In total six different approaches were used to analyse the data. In the first method a cut-off per array and in the other five methods a cut-off per spot was calculated.
Cut-off per array
To calculate the cut-off per array, log2 values of the intensities of the reference MRSA252, Cy5 signal, on the MRSA252 and the non-MRSA252 spots were determined. The cut-off is that intensity value where 95% of the MRSA252 spots will be called positive and 95% of the non-MRSA252 spots negative. Only the intensities of the MRSA252 reference signal were included because for this strain it is exactly known which sequences should be present and which diverge; all MRSA252 probes have to be present and all non-MRSA252 probes have to be divergent.
Cut-off per spot
Five different approaches were used to determine the cut-off value per spot for presence and divergence of the sequences, which are explained below. All approaches analysed the hybridisation signals for each spot separately and generated a cut-off per spot to determine whether a sequence was conserved or divergent.

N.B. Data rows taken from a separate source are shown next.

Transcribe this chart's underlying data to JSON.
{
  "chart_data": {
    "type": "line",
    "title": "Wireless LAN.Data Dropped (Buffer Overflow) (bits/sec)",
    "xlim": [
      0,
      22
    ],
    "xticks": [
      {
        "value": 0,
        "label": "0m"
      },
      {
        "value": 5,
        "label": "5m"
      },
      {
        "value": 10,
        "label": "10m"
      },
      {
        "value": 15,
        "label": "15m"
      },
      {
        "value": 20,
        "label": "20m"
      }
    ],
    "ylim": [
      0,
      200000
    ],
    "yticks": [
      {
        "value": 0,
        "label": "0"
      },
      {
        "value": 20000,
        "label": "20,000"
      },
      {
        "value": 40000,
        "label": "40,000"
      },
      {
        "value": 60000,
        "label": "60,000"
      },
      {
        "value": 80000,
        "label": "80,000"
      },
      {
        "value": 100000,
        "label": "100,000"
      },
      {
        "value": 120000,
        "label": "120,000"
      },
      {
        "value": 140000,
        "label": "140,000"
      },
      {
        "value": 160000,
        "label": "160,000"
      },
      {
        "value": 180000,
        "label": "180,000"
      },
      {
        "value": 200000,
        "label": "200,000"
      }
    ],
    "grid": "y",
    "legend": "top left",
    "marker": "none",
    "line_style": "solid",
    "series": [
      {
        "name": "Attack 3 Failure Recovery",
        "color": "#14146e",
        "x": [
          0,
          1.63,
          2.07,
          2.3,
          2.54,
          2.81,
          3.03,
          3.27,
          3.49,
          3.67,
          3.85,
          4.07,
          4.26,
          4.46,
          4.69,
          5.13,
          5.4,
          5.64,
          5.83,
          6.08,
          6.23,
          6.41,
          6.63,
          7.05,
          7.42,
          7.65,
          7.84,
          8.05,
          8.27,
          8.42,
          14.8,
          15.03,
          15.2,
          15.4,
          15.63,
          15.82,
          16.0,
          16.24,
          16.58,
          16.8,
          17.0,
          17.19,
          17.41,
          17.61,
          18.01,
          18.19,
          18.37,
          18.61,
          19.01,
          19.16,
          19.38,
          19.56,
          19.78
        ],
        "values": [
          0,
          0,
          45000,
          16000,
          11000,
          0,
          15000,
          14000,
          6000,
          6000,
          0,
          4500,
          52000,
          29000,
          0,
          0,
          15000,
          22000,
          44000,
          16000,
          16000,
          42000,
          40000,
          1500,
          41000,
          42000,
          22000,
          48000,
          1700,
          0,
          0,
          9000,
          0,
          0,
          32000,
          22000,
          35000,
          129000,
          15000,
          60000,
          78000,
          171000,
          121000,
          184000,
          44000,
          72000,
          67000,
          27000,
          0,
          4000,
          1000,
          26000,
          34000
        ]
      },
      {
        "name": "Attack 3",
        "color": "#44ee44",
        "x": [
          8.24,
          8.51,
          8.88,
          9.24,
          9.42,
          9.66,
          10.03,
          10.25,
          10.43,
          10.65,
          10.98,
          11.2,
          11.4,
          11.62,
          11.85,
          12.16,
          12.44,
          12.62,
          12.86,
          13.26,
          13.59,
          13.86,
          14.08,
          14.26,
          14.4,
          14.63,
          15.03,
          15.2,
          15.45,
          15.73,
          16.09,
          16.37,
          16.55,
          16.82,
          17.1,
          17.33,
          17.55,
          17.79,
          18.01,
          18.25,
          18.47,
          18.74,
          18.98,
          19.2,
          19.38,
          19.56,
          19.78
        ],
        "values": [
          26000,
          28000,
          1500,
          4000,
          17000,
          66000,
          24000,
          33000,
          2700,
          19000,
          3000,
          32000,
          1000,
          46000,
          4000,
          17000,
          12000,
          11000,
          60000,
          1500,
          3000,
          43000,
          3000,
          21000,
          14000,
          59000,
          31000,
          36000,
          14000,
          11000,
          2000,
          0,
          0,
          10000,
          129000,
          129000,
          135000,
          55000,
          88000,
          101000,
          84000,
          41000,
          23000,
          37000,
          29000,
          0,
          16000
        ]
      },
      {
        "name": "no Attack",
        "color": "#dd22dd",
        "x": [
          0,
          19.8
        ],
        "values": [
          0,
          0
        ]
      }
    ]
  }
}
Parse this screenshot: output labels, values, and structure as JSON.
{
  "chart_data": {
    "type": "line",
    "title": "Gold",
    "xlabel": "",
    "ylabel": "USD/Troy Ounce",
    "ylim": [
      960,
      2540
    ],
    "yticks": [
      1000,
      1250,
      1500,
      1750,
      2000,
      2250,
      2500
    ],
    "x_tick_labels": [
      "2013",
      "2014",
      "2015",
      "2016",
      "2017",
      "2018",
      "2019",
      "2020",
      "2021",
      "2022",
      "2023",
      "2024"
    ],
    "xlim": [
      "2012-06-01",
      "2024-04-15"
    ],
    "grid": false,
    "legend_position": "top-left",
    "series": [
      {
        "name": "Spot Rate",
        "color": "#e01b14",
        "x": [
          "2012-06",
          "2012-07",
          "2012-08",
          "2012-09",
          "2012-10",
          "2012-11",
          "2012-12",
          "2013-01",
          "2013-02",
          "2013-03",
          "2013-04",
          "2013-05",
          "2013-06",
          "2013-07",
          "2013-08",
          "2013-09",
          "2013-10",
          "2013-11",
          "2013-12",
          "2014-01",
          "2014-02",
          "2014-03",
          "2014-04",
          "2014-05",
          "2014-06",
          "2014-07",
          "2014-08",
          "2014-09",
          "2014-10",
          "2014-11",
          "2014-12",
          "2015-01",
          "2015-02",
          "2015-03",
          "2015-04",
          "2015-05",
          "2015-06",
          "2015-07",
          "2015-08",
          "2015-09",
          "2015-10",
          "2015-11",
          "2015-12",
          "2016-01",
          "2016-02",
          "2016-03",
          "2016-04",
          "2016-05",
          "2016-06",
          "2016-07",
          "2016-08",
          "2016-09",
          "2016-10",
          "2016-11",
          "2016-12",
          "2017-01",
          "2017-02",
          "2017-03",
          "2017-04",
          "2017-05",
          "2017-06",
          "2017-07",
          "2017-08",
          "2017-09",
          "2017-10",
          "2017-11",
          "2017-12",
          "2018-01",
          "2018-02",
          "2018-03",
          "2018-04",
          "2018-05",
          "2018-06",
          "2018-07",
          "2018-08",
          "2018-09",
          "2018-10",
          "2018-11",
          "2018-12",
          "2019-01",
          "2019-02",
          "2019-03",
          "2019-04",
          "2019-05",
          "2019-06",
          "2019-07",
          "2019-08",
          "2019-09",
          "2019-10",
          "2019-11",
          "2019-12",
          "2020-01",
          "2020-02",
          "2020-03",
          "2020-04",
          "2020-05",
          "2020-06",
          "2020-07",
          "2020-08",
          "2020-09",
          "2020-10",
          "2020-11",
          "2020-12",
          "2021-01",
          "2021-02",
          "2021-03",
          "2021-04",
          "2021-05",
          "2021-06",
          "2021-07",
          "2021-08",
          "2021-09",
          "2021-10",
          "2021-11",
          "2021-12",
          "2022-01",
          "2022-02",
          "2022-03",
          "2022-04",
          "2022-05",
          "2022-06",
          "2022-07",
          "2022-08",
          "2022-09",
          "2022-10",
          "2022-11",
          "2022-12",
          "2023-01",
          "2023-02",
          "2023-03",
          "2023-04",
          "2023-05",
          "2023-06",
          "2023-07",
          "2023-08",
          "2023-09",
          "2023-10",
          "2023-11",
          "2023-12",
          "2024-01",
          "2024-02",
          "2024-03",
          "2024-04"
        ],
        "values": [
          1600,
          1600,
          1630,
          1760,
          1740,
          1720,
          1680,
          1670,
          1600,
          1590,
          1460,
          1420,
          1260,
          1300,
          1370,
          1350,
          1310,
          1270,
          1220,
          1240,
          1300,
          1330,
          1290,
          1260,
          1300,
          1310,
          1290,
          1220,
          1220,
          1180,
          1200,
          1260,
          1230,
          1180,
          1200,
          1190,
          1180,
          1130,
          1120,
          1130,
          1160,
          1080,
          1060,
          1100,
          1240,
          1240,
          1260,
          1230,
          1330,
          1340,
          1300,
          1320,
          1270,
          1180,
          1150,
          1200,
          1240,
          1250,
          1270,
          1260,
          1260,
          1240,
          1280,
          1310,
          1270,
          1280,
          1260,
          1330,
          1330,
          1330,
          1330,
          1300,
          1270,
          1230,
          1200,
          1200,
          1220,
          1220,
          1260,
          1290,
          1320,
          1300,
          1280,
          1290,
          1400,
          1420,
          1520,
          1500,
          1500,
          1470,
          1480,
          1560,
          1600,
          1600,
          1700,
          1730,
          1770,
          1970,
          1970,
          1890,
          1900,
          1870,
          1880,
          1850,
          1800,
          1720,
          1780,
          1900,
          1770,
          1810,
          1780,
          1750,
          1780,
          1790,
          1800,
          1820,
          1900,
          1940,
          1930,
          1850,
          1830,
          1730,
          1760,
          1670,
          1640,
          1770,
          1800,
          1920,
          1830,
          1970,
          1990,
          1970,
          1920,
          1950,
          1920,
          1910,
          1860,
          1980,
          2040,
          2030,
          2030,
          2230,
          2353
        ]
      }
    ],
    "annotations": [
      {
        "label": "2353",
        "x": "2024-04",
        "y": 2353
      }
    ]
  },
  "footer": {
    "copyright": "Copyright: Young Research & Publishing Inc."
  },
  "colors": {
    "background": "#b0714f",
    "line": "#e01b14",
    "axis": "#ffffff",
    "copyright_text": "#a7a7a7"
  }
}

With the consequence that intensity above the cut-off means that a gene is present. Using these cut-offs, sensitivities and specificities, PPV and NPV were calculated as described above.
1. Cut-off based on two times the background
In the first approach non-MRSA252 sequences were considered present when the value of the Cy3 intensity of a particular spot was higher than twice the background signal of that spot. In short: gene is present when Cy3 intensity > 2 × Cy3 background signal.
2. Cut-off based on reference signal intensities
In the second approach the non-MRSA252 sequences were considered present when the value of the Cy3 intensity of a particular spot was higher than the Cy5 signal of that spot. Cy5 signals for non-MRSA252 spots are considered background noise in this approach, caused by, among other things, cross-hybridisation. So, in this second method, we hypothesized that signal intensity of the test strains for conserved sequences has to be at least above the value of the reference signal. In short: A gene is present when Cy3 intensity > Cy5 intensity.
3. Cut-off based on the minimal ratio of positivity
The first step in this third approach is to determine per array the lowest test/reference (Cy3/Cy5) intensity ratio for the MRSA252 spots, thus for spots for which a reference signal is available, and which were predicted to be positive based on GACK analysis. Subsequently the reference intensity of every individual spot was multiplied with the value of this lowest Cy3/Cy5 ratio. This way the lowest Cy3 value per spot predicted to be present was calculated. The last step in the calculation is that Cy3 intensities, which were greater than the Cy5 value of that spot multiplied by the lowest Cy3/Cy5 ratio, were considered to represent sequence presence. In short: A gene is present when Cy3 intensity > minimal ratio × Cy5 intensity.
4. Cut-off based on two times the background and reference signal intensities
This approach consists of a combined calculation of the first and second approach (see above). In this method sequences were considered present when the value of the Cy3 intensity of a particular spot was higher than twice the background signal and when the Cy3 intensity was higher than the Cy5 intensity of that spot. In short: A gene is present when Cy3 intensity > (2 × Cy3 background signal) and > Cy5 intensity.
5. Cut-off based on two times the background and the minimal ratio of positivity
This last approach is a combined calculation of the first and the third approach. The first step in the last approach is to determine per array the lowest Cy3/Cy5 ratio for MRSA252 spots, as described above. Cy3 intensities, that were twice the background and greater than the Cy5 value of that spot multiplied by the lowest Cy3/Cy5 ratio were considered to represent sequences presence. In short: A gene is present when Cy3 intensity > (2 × Cy3 background signal) and > (minimal ratio × Cy5 intensity).